Feasibility of Magnetic Resonance Imaging Based Phenotyping for ‘Heart Like Mine’
The goal of the ‘Heart Like Mine’ project is to develop and exploit cutting-edge computational tools to advance the understanding of the fundamental mechanisms that underlie rhythm and contractile disorders. This study aims to encapsulate different aspects of cardiac function, anatomy, and morphology all into one imaging session.
Our innovation is in developing artificial intelligence (AI) software that is embedded within a standard picture archiving communications system (PACS) hardware installed within clinical/imaging facilities. In conjunction with the SuperPACS automatically reported data, AIHEX will curate disparate aspects of patient histories and imaging data for predictive measures of patients at risk for cardiovascular disease. We aim to further understand the pathogenesis of heart failure and cardiovascular events and identify the most important predictors of outcomes using machine learning. This may lead to greater insights regarding the role or subclinical disease markers without prior assumptions of causality.

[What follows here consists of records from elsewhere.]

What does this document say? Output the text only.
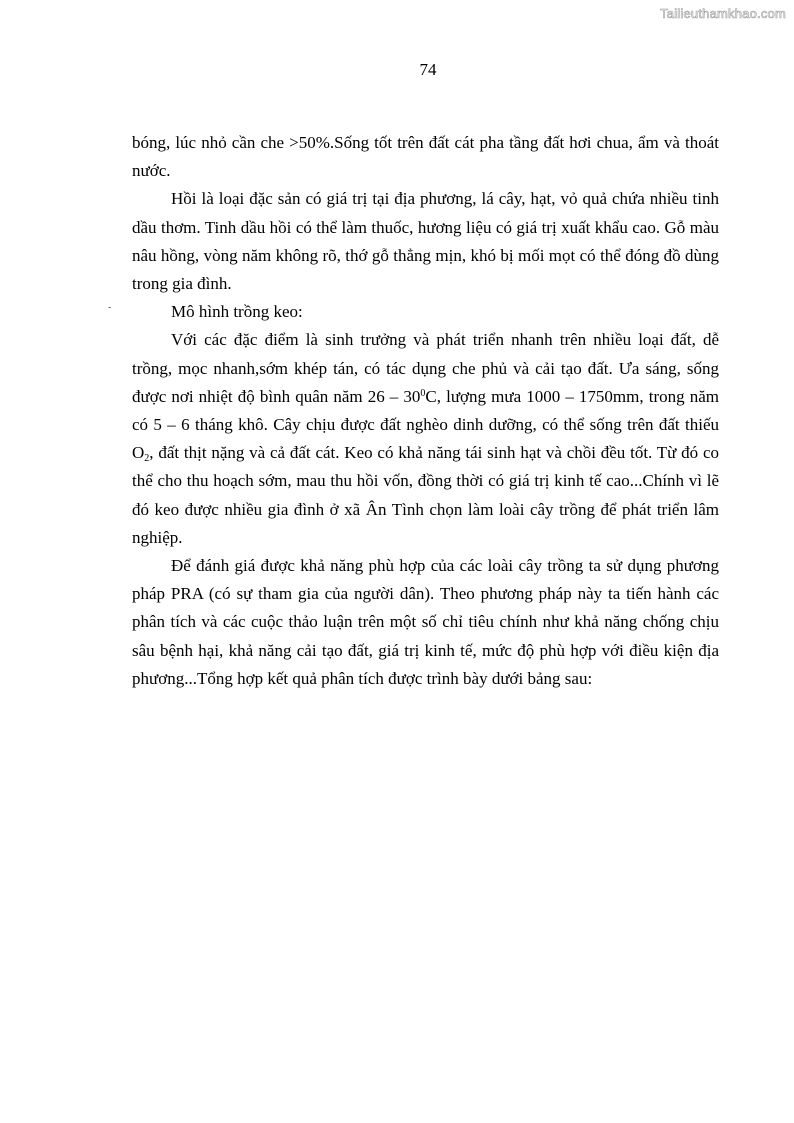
Tailieuthamkhao.com
74
-

bóng, lúc nhỏ cần che >50%.Sống tốt trên đất cát pha tầng đất hơi chua, ẩm và thoát nước.

Hồi là loại đặc sản có giá trị tại địa phương, lá cây, hạt, vỏ quả chứa nhiều tinh dầu thơm. Tinh dầu hồi có thể làm thuốc, hương liệu có giá trị xuất khẩu cao. Gỗ màu nâu hồng, vòng năm không rõ, thớ gỗ thẳng mịn, khó bị mối mọt có thể đóng đồ dùng trong gia đình.

Mô hình trồng keo:

Với các đặc điểm là sinh trưởng và phát triển nhanh trên nhiều loại đất, dễ trồng, mọc nhanh,sớm khép tán, có tác dụng che phủ và cải tạo đất. Ưa sáng, sống được nơi nhiệt độ bình quân năm $26 - 30^0C$, lượng mưa 1000 – 1750mm, trong năm có 5 – 6 tháng khô. Cây chịu được đất nghèo dinh dưỡng, có thể sống trên đất thiếu $O_2$, đất thịt nặng và cả đất cát. Keo có khả năng tái sinh hạt và chồi đều tốt. Từ đó co thể cho thu hoạch sớm, mau thu hồi vốn, đồng thời có giá trị kinh tế cao...Chính vì lẽ đó keo được nhiều gia đình ở xã Ân Tình chọn làm loài cây trồng để phát triển lâm nghiệp.

Để đánh giá được khả năng phù hợp của các loài cây trồng ta sử dụng phương pháp PRA (có sự tham gia của người dân). Theo phương pháp này ta tiến hành các phân tích và các cuộc thảo luận trên một số chỉ tiêu chính như khả năng chống chịu sâu bệnh hại, khả năng cải tạo đất, giá trị kinh tế, mức độ phù hợp với điều kiện địa phương...Tổng hợp kết quả phân tích được trình bày dưới bảng sau:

SuperPACS is a core intelligence platform in development for DICOM cardiovascular image receiving, viewing, repository, and retrieval from multiple modalities (MRI, CT, and ultrasound) integrated with our artificial intelligence software (AIHEX) to convert image data into qualitative and quantitative metrics. These metrics have the potential to be overlaid with electronic medical reports for patient specific predictive analytics and decision support. Our machine learning algorithms have the capability to automatically quantify images normalizing for human error, reader variability and predicting patients at high risk for cardiovascular events.

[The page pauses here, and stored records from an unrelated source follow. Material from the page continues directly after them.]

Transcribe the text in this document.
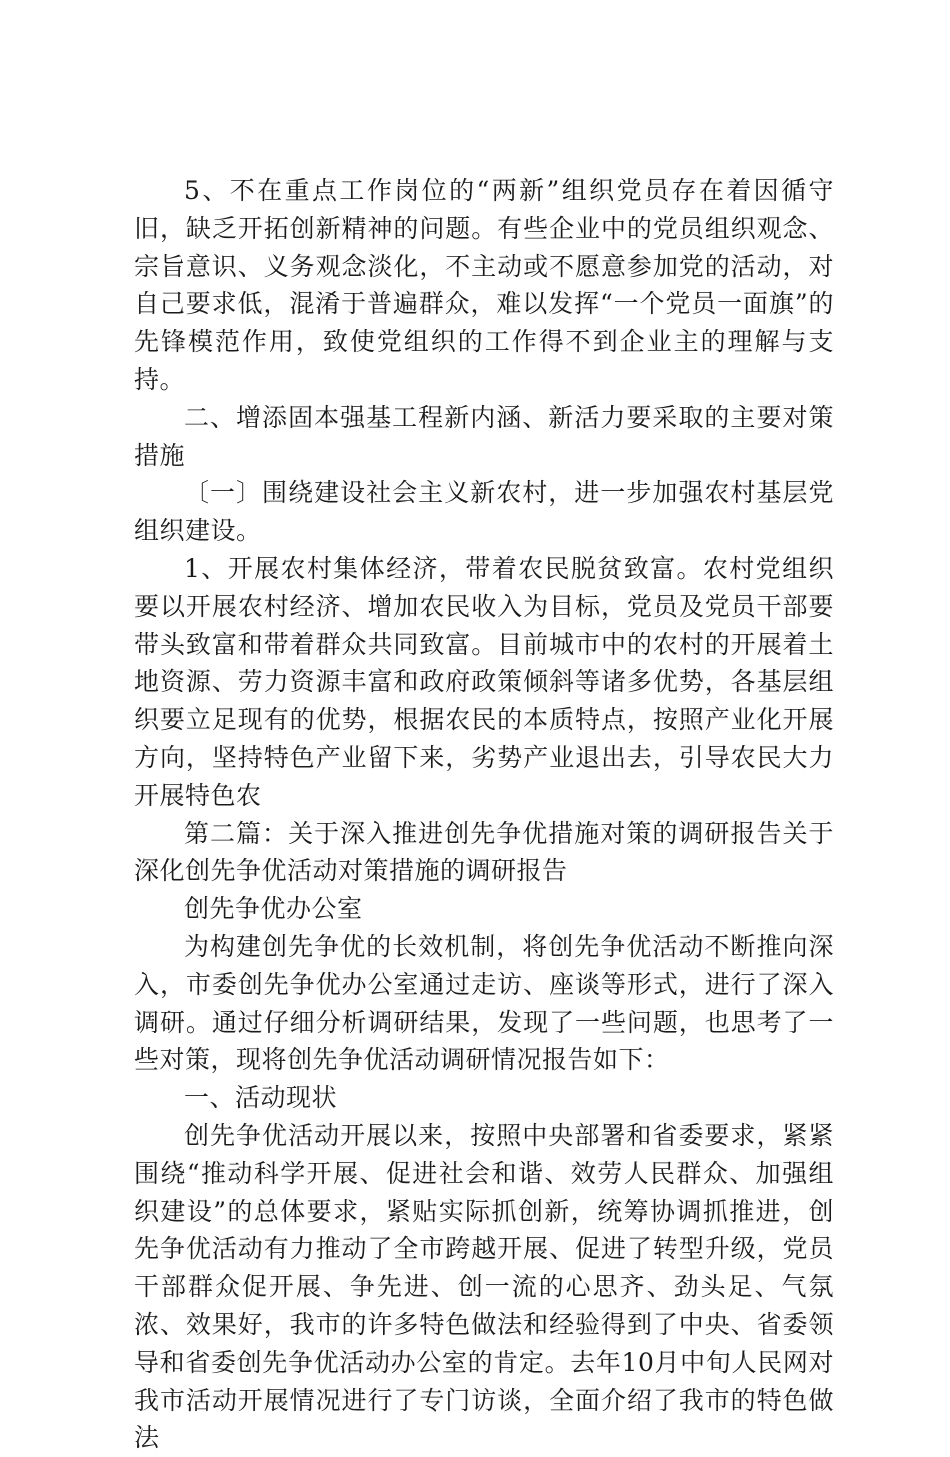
5、不在重点工作岗位的“两新”组织党员存在着因循守旧，缺乏开拓创新精神的问题。有些企业中的党员组织观念、宗旨意识、义务观念淡化，不主动或不愿意参加党的活动，对自己要求低，混淆于普遍群众，难以发挥“一个党员一面旗”的先锋模范作用，致使党组织的工作得不到企业主的理解与支持。

二、增添固本强基工程新内涵、新活力要采取的主要对策措施

〔一〕围绕建设社会主义新农村，进一步加强农村基层党组织建设。

1、开展农村集体经济，带着农民脱贫致富。农村党组织要以开展农村经济、增加农民收入为目标，党员及党员干部要带头致富和带着群众共同致富。目前城市中的农村的开展着土地资源、劳力资源丰富和政府政策倾斜等诸多优势，各基层组织要立足现有的优势，根据农民的本质特点，按照产业化开展方向，坚持特色产业留下来，劣势产业退出去，引导农民大力开展特色农

第二篇：关于深入推进创先争优措施对策的调研报告关于深化创先争优活动对策措施的调研报告

创先争优办公室

为构建创先争优的长效机制，将创先争优活动不断推向深入，市委创先争优办公室通过走访、座谈等形式，进行了深入调研。通过仔细分析调研结果，发现了一些问题，也思考了一些对策，现将创先争优活动调研情况报告如下：

一、活动现状

创先争优活动开展以来，按照中央部署和省委要求，紧紧围绕“推动科学开展、促进社会和谐、效劳人民群众、加强组织建设”的总体要求，紧贴实际抓创新，统筹协调抓推进，创先争优活动有力推动了全市跨越开展、促进了转型升级，党员干部群众促开展、争先进、创一流的心思齐、劲头足、气氛浓、效果好，我市的许多特色做法和经验得到了中央、省委领导和省委创先争优活动办公室的肯定。去年10月中旬人民网对我市活动开展情况进行了专门访谈，全面介绍了我市的特色做法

This project is currently in development. The goal of this research is to use whole-body magnetic resonance imaging techniques, in addition to physical assessments and biomarkers of aging, to elucidate the biological pathways contributing to the development of frailty in the aging population. This study will be completed through a partnership with the Older Americans Independence Center (OAIC).